The first thing you’ll notice about David Mazzucchelli’s Batman Year One Artist’s Edition? It’s big. Bigger than the standard size for Artist’s Editions–generally around 304 by 434mm–and bigger than the really huge Chris Ware portfolio, Monograph–340 by 460 mm–and almost as big as the gigantic–380 by 558 mm–MAD Artist’s Edition . It measures a shelf-testing 355 by 533 mm and at 144 pages is heavy enough to make you think carefully about finding a solid surface to place it on before you open it. This expanse accommodates the range of paper sizes used to create artwork for this project, from the the roughs, test drawings, complete pencil layouts and notes for each chapter of the story; the covers for each individual issue, some inked and some painted; and the three sizes of board used for the comics pages. There are even two pieces of art–one cover for Batman: Year One 405 and one pin-up page featuring Commissioner Gordon for DC’s Who’s Who– which are accompanied by the tracing paper overlays for the solid colour holds forming part of the images.
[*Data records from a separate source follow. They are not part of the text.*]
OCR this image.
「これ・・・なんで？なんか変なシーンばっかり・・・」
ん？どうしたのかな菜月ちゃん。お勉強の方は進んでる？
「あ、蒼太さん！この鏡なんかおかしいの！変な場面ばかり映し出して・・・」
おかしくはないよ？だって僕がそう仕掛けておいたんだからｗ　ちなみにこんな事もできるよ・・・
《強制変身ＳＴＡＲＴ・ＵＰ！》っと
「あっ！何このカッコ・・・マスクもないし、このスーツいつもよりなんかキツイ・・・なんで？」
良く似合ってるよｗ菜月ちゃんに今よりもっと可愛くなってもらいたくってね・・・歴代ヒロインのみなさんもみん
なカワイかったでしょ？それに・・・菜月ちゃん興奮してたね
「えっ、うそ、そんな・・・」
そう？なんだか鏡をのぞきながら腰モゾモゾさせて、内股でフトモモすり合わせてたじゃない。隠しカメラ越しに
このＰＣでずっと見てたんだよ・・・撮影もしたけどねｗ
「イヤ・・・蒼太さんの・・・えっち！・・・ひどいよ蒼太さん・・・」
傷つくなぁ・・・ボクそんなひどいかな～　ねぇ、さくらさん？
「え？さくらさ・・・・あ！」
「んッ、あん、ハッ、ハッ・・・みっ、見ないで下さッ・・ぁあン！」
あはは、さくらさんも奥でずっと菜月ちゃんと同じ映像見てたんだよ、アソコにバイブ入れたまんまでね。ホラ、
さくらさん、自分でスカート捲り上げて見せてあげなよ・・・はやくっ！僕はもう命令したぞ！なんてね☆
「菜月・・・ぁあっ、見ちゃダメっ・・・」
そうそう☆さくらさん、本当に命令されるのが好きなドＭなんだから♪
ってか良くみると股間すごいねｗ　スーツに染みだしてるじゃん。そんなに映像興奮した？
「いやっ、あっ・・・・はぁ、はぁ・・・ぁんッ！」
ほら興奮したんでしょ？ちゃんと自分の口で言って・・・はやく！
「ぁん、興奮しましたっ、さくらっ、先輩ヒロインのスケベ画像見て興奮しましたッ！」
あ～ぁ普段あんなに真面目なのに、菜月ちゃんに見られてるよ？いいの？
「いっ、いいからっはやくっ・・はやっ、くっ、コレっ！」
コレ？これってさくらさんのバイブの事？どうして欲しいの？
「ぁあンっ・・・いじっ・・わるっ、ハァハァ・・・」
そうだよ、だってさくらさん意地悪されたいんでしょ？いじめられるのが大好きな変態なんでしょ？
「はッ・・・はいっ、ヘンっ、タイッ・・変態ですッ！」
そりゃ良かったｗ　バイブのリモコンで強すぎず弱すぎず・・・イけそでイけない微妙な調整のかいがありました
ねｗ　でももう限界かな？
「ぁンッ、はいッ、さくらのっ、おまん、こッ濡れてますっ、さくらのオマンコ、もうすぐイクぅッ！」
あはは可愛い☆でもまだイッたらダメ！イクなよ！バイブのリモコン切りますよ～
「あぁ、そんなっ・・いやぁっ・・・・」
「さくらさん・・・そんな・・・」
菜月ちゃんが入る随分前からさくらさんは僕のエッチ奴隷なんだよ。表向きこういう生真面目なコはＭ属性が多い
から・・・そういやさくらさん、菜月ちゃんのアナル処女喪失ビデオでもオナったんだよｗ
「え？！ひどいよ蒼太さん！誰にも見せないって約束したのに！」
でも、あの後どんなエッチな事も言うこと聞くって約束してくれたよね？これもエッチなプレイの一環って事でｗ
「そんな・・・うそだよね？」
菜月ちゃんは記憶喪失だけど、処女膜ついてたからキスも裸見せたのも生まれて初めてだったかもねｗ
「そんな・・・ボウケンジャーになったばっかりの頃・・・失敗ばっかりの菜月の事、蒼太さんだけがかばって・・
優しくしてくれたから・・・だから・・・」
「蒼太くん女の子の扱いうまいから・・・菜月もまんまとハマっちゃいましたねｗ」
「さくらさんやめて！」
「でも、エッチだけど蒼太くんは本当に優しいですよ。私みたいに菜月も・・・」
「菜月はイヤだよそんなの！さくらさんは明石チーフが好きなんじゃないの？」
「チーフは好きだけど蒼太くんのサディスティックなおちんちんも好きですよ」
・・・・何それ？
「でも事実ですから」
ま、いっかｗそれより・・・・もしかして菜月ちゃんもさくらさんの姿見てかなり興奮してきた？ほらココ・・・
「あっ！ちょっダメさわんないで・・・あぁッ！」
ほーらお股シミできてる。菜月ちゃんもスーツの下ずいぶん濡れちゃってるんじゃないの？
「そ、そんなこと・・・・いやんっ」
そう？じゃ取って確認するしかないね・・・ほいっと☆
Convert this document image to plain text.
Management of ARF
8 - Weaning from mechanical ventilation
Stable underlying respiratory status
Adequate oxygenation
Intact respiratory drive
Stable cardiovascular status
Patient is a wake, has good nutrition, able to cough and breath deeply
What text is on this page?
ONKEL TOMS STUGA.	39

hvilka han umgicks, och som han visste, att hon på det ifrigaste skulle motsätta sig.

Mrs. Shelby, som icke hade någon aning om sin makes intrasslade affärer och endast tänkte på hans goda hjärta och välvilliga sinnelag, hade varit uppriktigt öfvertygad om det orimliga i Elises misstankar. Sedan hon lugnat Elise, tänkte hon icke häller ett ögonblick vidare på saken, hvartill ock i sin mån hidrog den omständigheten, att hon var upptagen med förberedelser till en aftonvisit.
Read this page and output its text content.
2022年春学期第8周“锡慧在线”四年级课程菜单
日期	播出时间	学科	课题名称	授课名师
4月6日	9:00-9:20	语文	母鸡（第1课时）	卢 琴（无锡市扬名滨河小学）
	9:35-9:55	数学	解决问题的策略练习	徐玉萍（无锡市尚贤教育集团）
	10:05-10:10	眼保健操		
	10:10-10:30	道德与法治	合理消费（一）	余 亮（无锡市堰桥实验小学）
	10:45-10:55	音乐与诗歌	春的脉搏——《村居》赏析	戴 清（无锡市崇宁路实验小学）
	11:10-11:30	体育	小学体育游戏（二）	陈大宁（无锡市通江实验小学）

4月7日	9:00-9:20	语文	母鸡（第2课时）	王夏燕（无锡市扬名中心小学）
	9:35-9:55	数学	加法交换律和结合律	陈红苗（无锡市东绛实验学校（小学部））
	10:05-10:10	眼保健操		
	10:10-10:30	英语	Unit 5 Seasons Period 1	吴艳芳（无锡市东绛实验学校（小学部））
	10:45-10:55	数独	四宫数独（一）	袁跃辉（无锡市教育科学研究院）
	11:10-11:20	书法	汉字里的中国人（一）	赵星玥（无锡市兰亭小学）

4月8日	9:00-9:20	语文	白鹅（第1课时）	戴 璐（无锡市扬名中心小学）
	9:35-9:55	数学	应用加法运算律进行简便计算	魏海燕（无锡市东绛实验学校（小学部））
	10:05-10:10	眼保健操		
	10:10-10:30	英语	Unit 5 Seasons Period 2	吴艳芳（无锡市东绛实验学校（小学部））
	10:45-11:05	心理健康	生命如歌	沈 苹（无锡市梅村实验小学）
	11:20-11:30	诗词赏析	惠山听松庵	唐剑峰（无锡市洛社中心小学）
The introduction by Mazzucchelli really helps how you look at this book and the wonderfully reproduced inks, paint and pencils, to appreciate what a radically smart approach he took to this material at a time when few people were thinking this way about working with the limitations of four-colour repro in superhero comics. “I hope you enjoy these ink drawings,” he writes in his last paragraph, “Line art like this can be very seductive as it purports to be the ‘true’ work of the artist. But without my art-partner these lines are just a skeleton … after perusing the production art reproduced in this volume I invite you to go back to your copies of Batman: Year One and experience it the way it was meant to be seen.”